Вообрази, этот ужасный человек, кажется, и был причиной ее смерти. Говорят, он
ее ужасно избил!
– Разве они так жили? – спросил он, обращаясь к
сестре.
– Нет, напротив даже. С ней он всегда был очень
терпелив, даже вежлив.
Во многих случаях даже слишком был снисходителен к ее
характеру, целые семь лет… Как-то вдруг потерял терпение.
– Стало быть, он вовсе не так ужасен, коли семь лет крепился?
Ты, Дунечка, кажется, его оправдываешь?
– Нет, нет, это ужасный человек! Ужаснее я ничего и
представить не могу, – чуть не с содроганием ответила Дуня, нахмурила
брови и задумалась.
– Случилось это у них утром, – продолжала,
торопясь, Пульхерия Александровна. – После того она тотчас же приказала
заложить лошадей, чтоб сейчас же после обеда и ехать в город, потому что она
всегда в таких случаях в город ездила; кушала за обедом говорят, с большим аппетитом…
– Избитая-то?
–… У ней, впрочем, и всегда была эта… привычка, и как только
пообедала, чтобы не запоздать ехать, тотчас же отправилась в купальню…

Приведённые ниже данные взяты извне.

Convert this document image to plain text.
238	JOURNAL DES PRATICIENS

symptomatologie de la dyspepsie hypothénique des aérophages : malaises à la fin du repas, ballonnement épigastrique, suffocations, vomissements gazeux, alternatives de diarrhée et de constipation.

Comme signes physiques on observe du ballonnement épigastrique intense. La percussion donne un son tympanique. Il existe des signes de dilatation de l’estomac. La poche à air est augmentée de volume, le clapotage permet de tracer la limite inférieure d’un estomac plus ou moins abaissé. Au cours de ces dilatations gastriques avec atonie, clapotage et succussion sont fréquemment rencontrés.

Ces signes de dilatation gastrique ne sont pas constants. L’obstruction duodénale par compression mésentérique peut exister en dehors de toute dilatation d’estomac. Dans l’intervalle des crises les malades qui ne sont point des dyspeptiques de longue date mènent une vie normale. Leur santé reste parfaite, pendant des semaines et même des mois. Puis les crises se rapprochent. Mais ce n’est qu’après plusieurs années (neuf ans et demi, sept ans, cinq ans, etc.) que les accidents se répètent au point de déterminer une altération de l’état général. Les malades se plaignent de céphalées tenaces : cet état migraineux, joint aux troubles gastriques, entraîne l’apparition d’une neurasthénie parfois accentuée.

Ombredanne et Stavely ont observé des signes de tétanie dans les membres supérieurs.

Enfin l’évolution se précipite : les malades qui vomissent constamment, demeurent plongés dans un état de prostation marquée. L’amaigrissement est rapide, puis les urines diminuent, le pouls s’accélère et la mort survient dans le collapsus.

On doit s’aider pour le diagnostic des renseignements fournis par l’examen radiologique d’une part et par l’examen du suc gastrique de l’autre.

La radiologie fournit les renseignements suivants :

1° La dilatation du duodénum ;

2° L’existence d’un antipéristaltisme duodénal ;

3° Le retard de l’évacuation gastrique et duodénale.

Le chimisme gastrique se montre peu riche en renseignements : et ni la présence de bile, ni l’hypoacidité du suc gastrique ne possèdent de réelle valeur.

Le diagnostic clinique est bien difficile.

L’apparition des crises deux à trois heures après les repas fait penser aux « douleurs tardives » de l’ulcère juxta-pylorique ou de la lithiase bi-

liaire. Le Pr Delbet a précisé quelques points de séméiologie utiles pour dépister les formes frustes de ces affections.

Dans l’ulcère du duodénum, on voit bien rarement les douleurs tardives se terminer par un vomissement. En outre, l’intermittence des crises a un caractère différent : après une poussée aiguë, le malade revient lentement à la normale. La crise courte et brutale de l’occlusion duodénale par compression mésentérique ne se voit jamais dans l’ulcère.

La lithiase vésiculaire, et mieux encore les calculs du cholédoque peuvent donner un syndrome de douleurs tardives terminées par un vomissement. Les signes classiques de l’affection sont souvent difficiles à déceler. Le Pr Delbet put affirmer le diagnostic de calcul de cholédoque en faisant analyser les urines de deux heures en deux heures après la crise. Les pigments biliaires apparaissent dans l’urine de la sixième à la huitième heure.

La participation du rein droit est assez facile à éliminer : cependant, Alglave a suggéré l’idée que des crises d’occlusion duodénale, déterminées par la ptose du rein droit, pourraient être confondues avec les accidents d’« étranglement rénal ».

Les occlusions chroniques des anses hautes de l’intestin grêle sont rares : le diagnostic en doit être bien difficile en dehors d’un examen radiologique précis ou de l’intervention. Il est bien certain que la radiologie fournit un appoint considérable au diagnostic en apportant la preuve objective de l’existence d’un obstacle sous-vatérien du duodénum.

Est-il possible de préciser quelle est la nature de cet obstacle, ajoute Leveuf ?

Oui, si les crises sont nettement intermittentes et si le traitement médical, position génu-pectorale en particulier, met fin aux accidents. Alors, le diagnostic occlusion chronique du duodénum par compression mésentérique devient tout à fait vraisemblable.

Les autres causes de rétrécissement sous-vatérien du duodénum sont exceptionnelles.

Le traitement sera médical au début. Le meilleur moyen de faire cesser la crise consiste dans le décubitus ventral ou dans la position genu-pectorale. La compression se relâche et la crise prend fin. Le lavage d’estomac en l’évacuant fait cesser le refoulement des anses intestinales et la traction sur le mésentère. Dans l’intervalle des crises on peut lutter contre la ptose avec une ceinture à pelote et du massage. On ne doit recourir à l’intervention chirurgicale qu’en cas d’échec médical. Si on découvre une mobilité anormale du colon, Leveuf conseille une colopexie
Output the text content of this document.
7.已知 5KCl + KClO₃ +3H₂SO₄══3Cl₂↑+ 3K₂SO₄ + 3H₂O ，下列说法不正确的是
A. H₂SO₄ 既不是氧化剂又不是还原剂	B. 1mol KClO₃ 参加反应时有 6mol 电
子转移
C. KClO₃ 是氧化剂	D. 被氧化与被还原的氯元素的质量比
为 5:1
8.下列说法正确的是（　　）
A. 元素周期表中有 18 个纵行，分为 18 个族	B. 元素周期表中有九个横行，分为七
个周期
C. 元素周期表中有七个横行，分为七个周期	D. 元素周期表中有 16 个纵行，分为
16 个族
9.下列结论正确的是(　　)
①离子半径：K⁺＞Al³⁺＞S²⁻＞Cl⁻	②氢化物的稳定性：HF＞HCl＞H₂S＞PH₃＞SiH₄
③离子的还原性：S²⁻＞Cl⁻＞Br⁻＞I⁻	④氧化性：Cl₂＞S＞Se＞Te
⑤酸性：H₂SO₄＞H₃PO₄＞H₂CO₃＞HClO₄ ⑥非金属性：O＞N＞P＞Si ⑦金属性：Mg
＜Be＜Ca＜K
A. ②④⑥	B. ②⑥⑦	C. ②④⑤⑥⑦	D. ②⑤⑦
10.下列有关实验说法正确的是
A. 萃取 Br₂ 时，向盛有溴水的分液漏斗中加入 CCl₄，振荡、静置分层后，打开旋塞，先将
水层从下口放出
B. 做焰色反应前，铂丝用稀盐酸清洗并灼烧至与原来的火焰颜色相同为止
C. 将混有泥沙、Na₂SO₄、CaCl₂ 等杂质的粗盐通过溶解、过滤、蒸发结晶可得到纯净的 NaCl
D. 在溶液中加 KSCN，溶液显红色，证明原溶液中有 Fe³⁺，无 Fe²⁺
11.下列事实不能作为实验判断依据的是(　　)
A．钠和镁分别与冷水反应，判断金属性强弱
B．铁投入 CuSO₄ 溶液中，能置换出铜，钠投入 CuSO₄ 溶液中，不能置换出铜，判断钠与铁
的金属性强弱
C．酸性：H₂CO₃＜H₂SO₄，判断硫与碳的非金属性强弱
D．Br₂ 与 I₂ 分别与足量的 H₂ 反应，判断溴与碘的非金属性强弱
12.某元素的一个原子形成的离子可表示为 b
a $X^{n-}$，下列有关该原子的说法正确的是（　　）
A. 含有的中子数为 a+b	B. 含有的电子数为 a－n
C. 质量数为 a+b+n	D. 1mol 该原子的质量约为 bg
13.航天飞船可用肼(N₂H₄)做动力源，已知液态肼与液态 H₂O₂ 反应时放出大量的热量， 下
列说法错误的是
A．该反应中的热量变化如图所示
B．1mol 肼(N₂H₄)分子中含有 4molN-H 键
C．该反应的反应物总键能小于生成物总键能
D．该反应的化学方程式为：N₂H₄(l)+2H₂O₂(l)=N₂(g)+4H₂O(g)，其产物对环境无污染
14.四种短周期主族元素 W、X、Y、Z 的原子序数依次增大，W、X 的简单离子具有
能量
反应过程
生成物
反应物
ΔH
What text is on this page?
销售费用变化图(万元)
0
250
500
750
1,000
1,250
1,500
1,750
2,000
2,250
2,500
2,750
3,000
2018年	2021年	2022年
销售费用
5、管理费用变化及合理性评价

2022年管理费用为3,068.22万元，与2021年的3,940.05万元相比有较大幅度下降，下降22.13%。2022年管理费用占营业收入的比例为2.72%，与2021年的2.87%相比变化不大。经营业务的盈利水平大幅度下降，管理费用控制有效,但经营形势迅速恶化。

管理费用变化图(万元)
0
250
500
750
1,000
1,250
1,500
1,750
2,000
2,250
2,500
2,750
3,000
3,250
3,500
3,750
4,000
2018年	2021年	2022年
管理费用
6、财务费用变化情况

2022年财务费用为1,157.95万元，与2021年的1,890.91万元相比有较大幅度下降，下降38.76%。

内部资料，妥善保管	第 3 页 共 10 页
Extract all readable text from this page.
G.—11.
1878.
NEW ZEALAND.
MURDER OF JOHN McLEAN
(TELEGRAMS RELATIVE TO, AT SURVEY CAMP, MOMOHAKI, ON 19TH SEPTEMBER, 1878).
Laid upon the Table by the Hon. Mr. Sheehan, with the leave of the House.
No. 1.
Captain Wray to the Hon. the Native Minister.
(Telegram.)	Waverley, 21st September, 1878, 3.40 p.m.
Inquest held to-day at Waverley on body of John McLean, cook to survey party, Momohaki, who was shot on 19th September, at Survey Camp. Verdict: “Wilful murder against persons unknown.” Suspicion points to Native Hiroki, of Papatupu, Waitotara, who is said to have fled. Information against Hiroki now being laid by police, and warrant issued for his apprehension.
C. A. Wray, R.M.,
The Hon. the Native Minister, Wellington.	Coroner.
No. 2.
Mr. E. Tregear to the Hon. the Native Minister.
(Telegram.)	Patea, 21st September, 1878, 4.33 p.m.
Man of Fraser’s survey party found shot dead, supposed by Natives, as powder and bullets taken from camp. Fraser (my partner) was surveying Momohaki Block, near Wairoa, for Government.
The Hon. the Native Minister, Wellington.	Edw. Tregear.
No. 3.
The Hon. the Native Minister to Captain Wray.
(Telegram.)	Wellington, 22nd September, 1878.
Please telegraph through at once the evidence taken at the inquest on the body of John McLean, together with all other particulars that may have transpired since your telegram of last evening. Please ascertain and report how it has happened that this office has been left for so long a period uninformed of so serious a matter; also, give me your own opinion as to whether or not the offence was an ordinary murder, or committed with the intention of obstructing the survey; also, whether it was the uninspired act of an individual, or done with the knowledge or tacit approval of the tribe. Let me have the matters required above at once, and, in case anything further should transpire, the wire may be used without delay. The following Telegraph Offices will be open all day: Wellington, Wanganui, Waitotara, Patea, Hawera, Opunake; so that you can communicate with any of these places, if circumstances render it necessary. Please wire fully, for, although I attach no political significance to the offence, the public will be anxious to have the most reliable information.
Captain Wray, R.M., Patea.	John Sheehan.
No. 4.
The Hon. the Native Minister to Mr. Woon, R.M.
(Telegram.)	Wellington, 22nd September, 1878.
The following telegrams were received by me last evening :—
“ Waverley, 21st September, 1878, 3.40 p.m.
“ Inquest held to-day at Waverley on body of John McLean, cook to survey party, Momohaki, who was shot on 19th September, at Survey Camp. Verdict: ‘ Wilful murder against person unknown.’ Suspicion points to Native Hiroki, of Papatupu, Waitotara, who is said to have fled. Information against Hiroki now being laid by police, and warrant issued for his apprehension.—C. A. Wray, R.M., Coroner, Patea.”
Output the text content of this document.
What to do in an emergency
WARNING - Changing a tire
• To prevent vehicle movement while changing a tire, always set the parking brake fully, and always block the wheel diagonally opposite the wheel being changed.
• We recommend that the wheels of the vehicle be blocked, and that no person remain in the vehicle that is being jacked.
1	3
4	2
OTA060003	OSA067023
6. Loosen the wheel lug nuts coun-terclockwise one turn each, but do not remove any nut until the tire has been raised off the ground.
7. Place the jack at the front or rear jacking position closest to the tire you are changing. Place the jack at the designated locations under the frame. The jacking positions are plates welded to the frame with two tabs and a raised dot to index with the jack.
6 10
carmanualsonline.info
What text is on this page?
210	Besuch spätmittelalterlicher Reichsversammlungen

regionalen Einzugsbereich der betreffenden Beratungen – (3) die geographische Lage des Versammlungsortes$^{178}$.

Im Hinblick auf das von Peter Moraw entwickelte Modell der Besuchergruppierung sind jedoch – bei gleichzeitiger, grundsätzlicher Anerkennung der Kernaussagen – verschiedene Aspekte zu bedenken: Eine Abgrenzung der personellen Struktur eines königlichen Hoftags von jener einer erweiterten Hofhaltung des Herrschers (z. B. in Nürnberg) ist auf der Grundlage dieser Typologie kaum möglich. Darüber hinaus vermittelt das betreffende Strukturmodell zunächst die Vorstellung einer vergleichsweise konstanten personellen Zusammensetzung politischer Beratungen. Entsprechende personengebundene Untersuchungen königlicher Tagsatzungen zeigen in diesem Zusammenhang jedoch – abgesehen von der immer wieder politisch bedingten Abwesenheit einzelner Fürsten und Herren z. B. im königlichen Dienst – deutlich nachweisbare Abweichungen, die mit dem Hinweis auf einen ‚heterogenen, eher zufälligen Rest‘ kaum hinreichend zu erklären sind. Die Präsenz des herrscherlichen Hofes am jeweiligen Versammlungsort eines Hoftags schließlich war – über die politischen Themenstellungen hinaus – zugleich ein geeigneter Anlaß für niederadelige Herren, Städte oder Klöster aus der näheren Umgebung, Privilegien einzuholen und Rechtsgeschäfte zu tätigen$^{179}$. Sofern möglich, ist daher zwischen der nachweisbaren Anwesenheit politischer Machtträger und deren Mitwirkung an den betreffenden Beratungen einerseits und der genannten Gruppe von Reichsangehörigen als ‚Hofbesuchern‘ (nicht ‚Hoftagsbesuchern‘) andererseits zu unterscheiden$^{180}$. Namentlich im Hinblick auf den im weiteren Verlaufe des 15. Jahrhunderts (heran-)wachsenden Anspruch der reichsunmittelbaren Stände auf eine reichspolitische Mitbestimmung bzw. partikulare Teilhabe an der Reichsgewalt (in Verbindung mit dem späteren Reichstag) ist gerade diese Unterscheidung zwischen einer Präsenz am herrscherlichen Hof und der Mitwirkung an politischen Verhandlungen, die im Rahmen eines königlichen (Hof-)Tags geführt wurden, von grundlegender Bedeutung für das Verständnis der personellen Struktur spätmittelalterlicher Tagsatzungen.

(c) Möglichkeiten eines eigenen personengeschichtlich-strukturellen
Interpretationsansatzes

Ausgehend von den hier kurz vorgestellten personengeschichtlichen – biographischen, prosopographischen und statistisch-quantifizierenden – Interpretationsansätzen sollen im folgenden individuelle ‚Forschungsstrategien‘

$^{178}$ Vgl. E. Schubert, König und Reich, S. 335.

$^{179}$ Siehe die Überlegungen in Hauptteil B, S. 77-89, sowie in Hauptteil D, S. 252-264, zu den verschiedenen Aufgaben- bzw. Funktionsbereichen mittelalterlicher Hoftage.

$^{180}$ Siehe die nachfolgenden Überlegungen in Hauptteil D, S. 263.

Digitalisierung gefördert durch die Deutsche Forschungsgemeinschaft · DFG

Видишь, она как-то там лечилась купаньем; у них там ключ
холодный есть, и она купалась в нем регулярно каждый день, и как только вошла в
воду, вдруг с ней удар!
– Еще бы! – сказал Зосимов.
– И больно он ее избил?
– Ведь это все равно, – отозвалась Дуня.
– Гм! А впрочем, охота вам, маменька, о таком вздоре
рассказывать, – раздражительно и как бы нечаянно проговорил вдруг
Раскольников.
– Ах, друг мой, да я не знала, о чем уж и
заговорить, – вырвалось у Пульхерии Александровны.
– Да что вы, боитесь, что ль, меня все? – сказал
он с искривившеюся улыбкою.
– Это действительно правда, – сказала Дуня, прямо
и строго смотря на брата. – Маменька, входя на лестницу, даже крестилась
от страху.
Лицо его перекосилось как бы от судороги.
– Ах, что ты, Дуня! Не сердись, пожалуйста, Родя… Зачем
ты, Дуня! – заговорила в смущении Пульхерия Александровна, – это я,
вправду, ехала сюда, всю, дорогу мечтала, в вагоне: как мы увидимся, как мы обо
всем сообщим друг другу… и так была счастлива, что и дороги не видала! Да что
я! Я и теперь счастлива… Напрасно ты, Дуня! Я уж тем только счастлива, что тебя
вижу, Родя…
– Полноте, маменька, – с смущением пробормотал он,
не глядя на нее и сжал ее руку, – успеем наговориться!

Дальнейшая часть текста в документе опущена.